Planting Chestnut Trees for Deer

Bob Wallace from Chestnut Hill Outdoors shows how to properly plant and care for chestnut trees.

Perhaps you've considered whether planting chestnut trees is a good idea for your whitetail property? And maybe you're not exactly sure how to plant a chestnut tree to give it the best chance of survival?

In the video above, Bob Wallace of Chestnut Hill Tree Farm visited former Whitetail Journal Editor Mark Olis at his Borrowed Acres property to talk food plot trees.

Specifically, Wallace discussed Dunstan Chestnut trees, which are resistant to the blight that wiped out the American Chestnut trees in the 1800s. Wallace also demonstrated how to properly plant wildlife trees and how to properly care for them.

When our English ancestors arrived and began settling the country, they found the American chestnut to be plentiful throughout the Eastern hardwood forests. Deep into the Southeast and up into the Northeast, these hearty trees provided nuts for humans and animals along with dense, beautiful lumber for homes, furniture and businesses.

In the early 1900s, a bark fungus accidentally introduced from the Orient almost entirely decimated the American chestnut. Within 40 years, more than 30 million acres of chestnut trees were killed from Maine to Georgia and west to the Mississippi River.

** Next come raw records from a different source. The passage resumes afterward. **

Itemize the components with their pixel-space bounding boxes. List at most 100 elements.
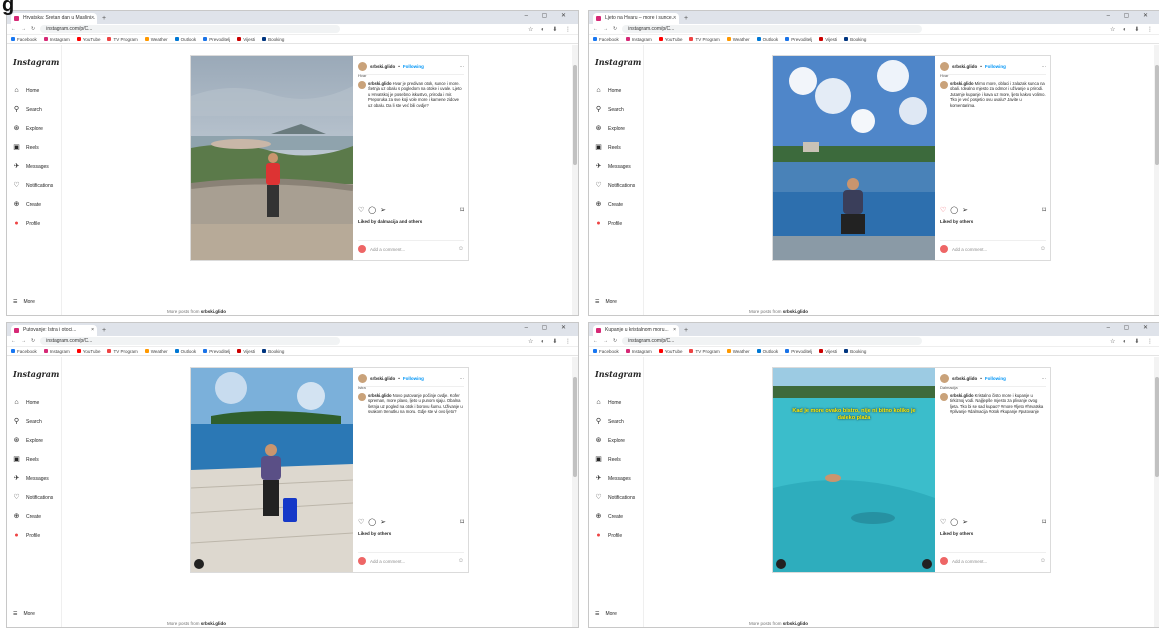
sidebar-item-explore[interactable]: ⊛ Explore [13,431,61,450]
sidebar-item-reels[interactable]: ▣ Reels [595,450,643,469]
sidebar-item-search[interactable]: ⚲ Search [595,100,643,119]
more-posts-user[interactable]: srbski.glido [201,621,226,626]
sidebar-item-reels[interactable]: ▣ Reels [13,450,61,469]
bookmark-item[interactable]: Weather [144,37,168,42]
bookmark-item[interactable]: Outlook [174,349,196,354]
like-heart-icon[interactable]: ♡ [358,518,364,526]
bookmark-item[interactable]: Facebook [11,37,37,42]
instagram-logo[interactable]: Instagram [13,369,61,379]
new-tab-icon[interactable]: + [102,325,106,336]
sidebar-item-profile[interactable]: ● Profile [13,214,61,233]
close-tab-icon[interactable]: × [673,13,676,24]
sidebar-item-messages[interactable]: ✈ Messages [13,469,61,488]
more-posts-user[interactable]: srbski.glido [783,309,808,314]
like-heart-icon[interactable]: ♡ [940,518,946,526]
bookmark-item[interactable]: Facebook [11,349,37,354]
post-photo[interactable] [191,56,353,260]
bookmark-item[interactable]: YouTube [658,37,682,42]
extension-icons[interactable]: ☆ ◐ ⬇ ⋮ [1110,26,1156,33]
reload-icon[interactable]: ↻ [31,26,35,32]
sidebar-item-search[interactable]: ⚲ Search [13,100,61,119]
likes-count[interactable]: Liked by others [358,531,391,536]
likes-count[interactable]: Liked by dalmacija and others [358,219,422,224]
emoji-icon[interactable]: ☺ [1040,246,1046,252]
bookmark-item[interactable]: Facebook [593,349,619,354]
reload-icon[interactable]: ↻ [31,338,35,344]
extension-icons[interactable]: ☆ ◐ ⬇ ⋮ [528,338,574,345]
scrollbar[interactable] [572,45,578,315]
share-icon[interactable]: ➢ [962,518,968,526]
profile-username[interactable]: srbski.glido [952,376,977,381]
bookmark-item[interactable]: Instagram [625,349,652,354]
bookmark-item[interactable]: Booking [844,37,866,42]
close-tab-icon[interactable]: × [673,325,676,336]
sidebar-item-search[interactable]: ⚲ Search [595,412,643,431]
bookmark-item[interactable]: Instagram [625,37,652,42]
forward-icon[interactable]: → [603,338,608,344]
forward-icon[interactable]: → [21,338,26,344]
sidebar-item-explore[interactable]: ⊛ Explore [595,119,643,138]
bookmark-item[interactable]: TV Program [689,37,720,42]
bookmark-item[interactable]: Instagram [43,37,70,42]
instagram-logo[interactable]: Instagram [13,57,61,67]
sidebar-item-messages[interactable]: ✈ Messages [595,469,643,488]
bookmark-item[interactable]: Weather [726,37,750,42]
back-icon[interactable]: ← [11,26,16,32]
extension-icons[interactable]: ☆ ◐ ⬇ ⋮ [1110,338,1156,345]
caption-avatar[interactable] [940,393,948,401]
sidebar-item-profile[interactable]: ● Profile [595,526,643,545]
sidebar-item-reels[interactable]: ▣ Reels [13,138,61,157]
comment-icon[interactable]: ◯ [950,518,958,526]
more-options-icon[interactable]: ··· [460,376,465,381]
more-posts-user[interactable]: srbski.glido [783,621,808,626]
browser-tab[interactable]: Putovanje: Istra i otoci... × [11,325,97,336]
more-button[interactable]: ☰ More [13,611,35,617]
caption-avatar[interactable] [358,393,366,401]
post-location[interactable]: Hvar [358,73,464,78]
address-bar[interactable]: instagram.com/p/C... [40,337,341,345]
bookmark-item[interactable]: Vijesti [237,349,255,354]
share-icon[interactable]: ➢ [380,206,386,214]
avatar[interactable] [940,62,949,71]
comment-icon[interactable]: ◯ [950,206,958,214]
bookmark-item[interactable]: Vijesti [819,37,837,42]
bookmark-item[interactable]: Booking [262,349,284,354]
reload-icon[interactable]: ↻ [613,338,617,344]
new-tab-icon[interactable]: + [102,13,106,24]
sidebar-item-notifications[interactable]: ♡ Notifications [595,488,643,507]
bookmark-item[interactable]: TV Program [689,349,720,354]
window-controls[interactable]: – ▢ ✕ [1107,324,1154,331]
post-location[interactable]: Dalmacija [940,385,1046,390]
bookmark-item[interactable]: YouTube [76,349,100,354]
sidebar-item-messages[interactable]: ✈ Messages [595,157,643,176]
bookmark-item[interactable]: Facebook [593,37,619,42]
bookmark-item[interactable]: Vijesti [819,349,837,354]
avatar[interactable] [940,374,949,383]
emoji-icon[interactable]: ☺ [1040,558,1046,564]
share-icon[interactable]: ➢ [962,206,968,214]
bookmark-item[interactable]: Weather [144,349,168,354]
close-tab-icon[interactable]: × [91,325,94,336]
following-button[interactable]: Following [403,376,424,381]
more-button[interactable]: ☰ More [13,299,35,305]
caption-username[interactable]: srbski.glido [950,393,975,398]
post-location[interactable]: Hvar [940,73,1046,78]
bookmark-icon[interactable]: ⌑ [1042,206,1046,214]
more-button[interactable]: ☰ More [595,611,617,617]
more-button[interactable]: ☰ More [595,299,617,305]
sidebar-item-notifications[interactable]: ♡ Notifications [13,176,61,195]
new-tab-icon[interactable]: + [684,325,688,336]
sidebar-item-profile[interactable]: ● Profile [13,526,61,545]
likes-count[interactable]: Liked by others [940,531,973,536]
instagram-logo[interactable]: Instagram [595,369,643,379]
bookmark-item[interactable]: Outlook [756,37,778,42]
bookmark-item[interactable]: YouTube [76,37,100,42]
reload-icon[interactable]: ↻ [613,26,617,32]
sidebar-item-explore[interactable]: ⊛ Explore [595,431,643,450]
bookmark-item[interactable]: Prevoditelj [203,37,230,42]
forward-icon[interactable]: → [603,26,608,32]
scrollbar-thumb[interactable] [573,377,577,477]
sidebar-item-create[interactable]: ⊕ Create [595,507,643,526]
sidebar-item-search[interactable]: ⚲ Search [13,412,61,431]
sidebar-item-reels[interactable]: ▣ Reels [595,138,643,157]
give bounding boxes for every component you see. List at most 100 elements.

This American treasure was feared lost, but according to Chestnut Hill:

In the early 1950s, James Carpentar of Salem, Ohio, discovered a large living American chestnut in a grove of dead and dying trees. A member of the Northern Nut Growers Association, Carpentar was very impressed with the tree as it showed no evidence of blight infection. Over the next several years, he inoculated the tree with active blight spores and mycelia, but failed to induce any infection in the tree.

Carpentar sent budwood to Dr. Robert T. Dunstan, a fellow member of NNGA and well-known plant breeder in Greensboro, N.C. Dunstan grafted the scions onto chestnut rootstock and the trees grew well. He cross-pollinated the American grafts with a mixture of 3 superior USDA released Chinese chestnut selections: "Kuling," "Meiling," and "Nanking."

In 1962 seedlings began to bear nuts. Continued grafting from the best trees in the second and third generations produced the 500 trees planted in 1984 to create Chestnut Hill in Florida. From there, today's offerings for blight-resistant Dunstan chestnuts are procured and shipped to help restore this American treasure once feared lost forever.